Thanks for the tip but this article did not help me. It suggests that I open the "Administrative Tools" control panel and select "Services". I am then to find the specific service giving me a problem which would be TIVO Server. Unfortunately, TIVO Server is not one of the listed services. TIVO Beacon is listed but that is already running OK and allowing my computer to see my DVR programs. What I am unable to do is use the computer as a server for music and photos to appear on my DVRs.


----------



## Dan203 (Apr 17, 2000)

Try looking for TiVoNotify and TiVoTransfer. Both are services which are part of TiVo Desktop 2.3

Dan


----------



## nycityuser (Dec 30, 2004)

Dan203 said:


> Try looking for TiVoNotify and TiVoTransfer. Both are services which are part of TiVo Desktop 2.3
> 
> Dan


The only TIVO item in the Service list is TIVO Beacon. The word TIVO does not appear anywhere else.

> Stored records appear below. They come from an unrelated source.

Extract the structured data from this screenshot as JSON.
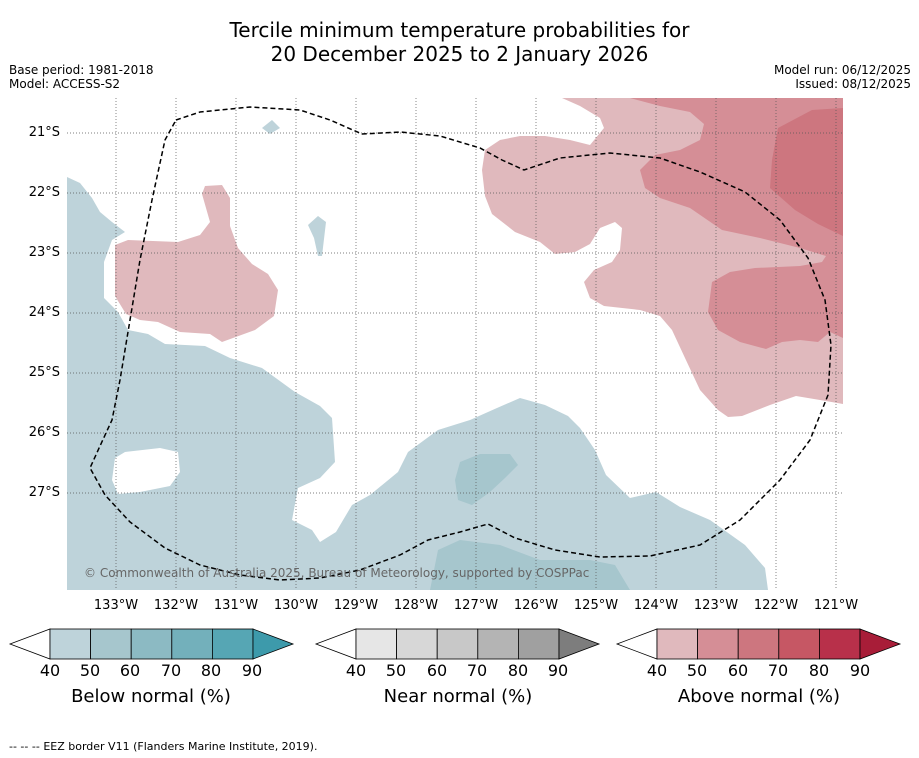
{
  "title": {
    "line1": "Tercile minimum temperature probabilities for",
    "line2": "20 December 2025 to 2 January 2026"
  },
  "meta": {
    "base_period": "Base period: 1981-2018",
    "model": "Model: ACCESS-S2",
    "model_run": "Model run: 06/12/2025",
    "issued": "Issued: 08/12/2025"
  },
  "axes": {
    "latitudes": [
      "21°S",
      "22°S",
      "23°S",
      "24°S",
      "25°S",
      "26°S",
      "27°S"
    ],
    "longitudes": [
      "133°W",
      "132°W",
      "131°W",
      "130°W",
      "129°W",
      "128°W",
      "127°W",
      "126°W",
      "125°W",
      "124°W",
      "123°W",
      "122°W",
      "121°W"
    ]
  },
  "copyright": "© Commonwealth of Australia 2025, Bureau of Meteorology, supported by COSPPac",
  "colorbars": [
    {
      "label": "Below normal (%)",
      "ticks": [
        "40",
        "50",
        "60",
        "70",
        "80",
        "90"
      ],
      "colors": [
        "#bed3da",
        "#a6c6cd",
        "#8cbac3",
        "#73b0bb",
        "#56a6b4",
        "#3d9aab"
      ]
    },
    {
      "label": "Near normal (%)",
      "ticks": [
        "40",
        "50",
        "60",
        "70",
        "80",
        "90"
      ],
      "colors": [
        "#e6e6e6",
        "#d7d7d7",
        "#c8c8c8",
        "#b4b4b4",
        "#a0a0a0",
        "#7d7d7d"
      ]
    },
    {
      "label": "Above normal (%)",
      "ticks": [
        "40",
        "50",
        "60",
        "70",
        "80",
        "90"
      ],
      "colors": [
        "#e0b9bd",
        "#d58e96",
        "#cd767f",
        "#c65764",
        "#b8304a",
        "#a81d38"
      ]
    }
  ],
  "legend": {
    "eez_dash": "-- -- --",
    "eez_text": "EEZ border V11 (Flanders Marine Institute, 2019)."
  }
}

I've tried enabling some of the other services that sound like they might be involved but have had no success opening the TIVO Server software.


----------



## Dan203 (Apr 17, 2000)

You might try simply uninstalling TiVo Desktop completely, rebooting and then reinstalling. Something may have glitched during the upgrade.

Dan


----------



## nycityuser (Dec 30, 2004)

Dan203 said:


> You might try simply uninstalling TiVo Desktop completely, rebooting and then reinstalling. Something may have glitched during the upgrade.
> 
> Dan


I followed this advice (which I thought I had done before) and it worked. The server was on. I re-booted again to see if it would install properly on startup and it worked again. So I'll keep my fingers crossed for the next startup. Meantime, thank you very much for your assistance.


----------



## Dan203 (Apr 17, 2000)

Glad you got it working again. 

Dan


----------



## nycityuser (Dec 30, 2004)

Dan203 said:


> Glad you got it working again.
> 
> Dan


I guess I was premature. This morning I turned on my PC to find the same error message popping up when trying to initiate the TIVO server. I did some more tweaking of the Startup programs in my msconfig to no avail.

If I delete and then re-install the TIVO software I seem to be OK as long as I restart my PC without first shutting down completely. Once I shut down I lose the ability to use the TIVO Server software.

Are there anymore suggestions?


----------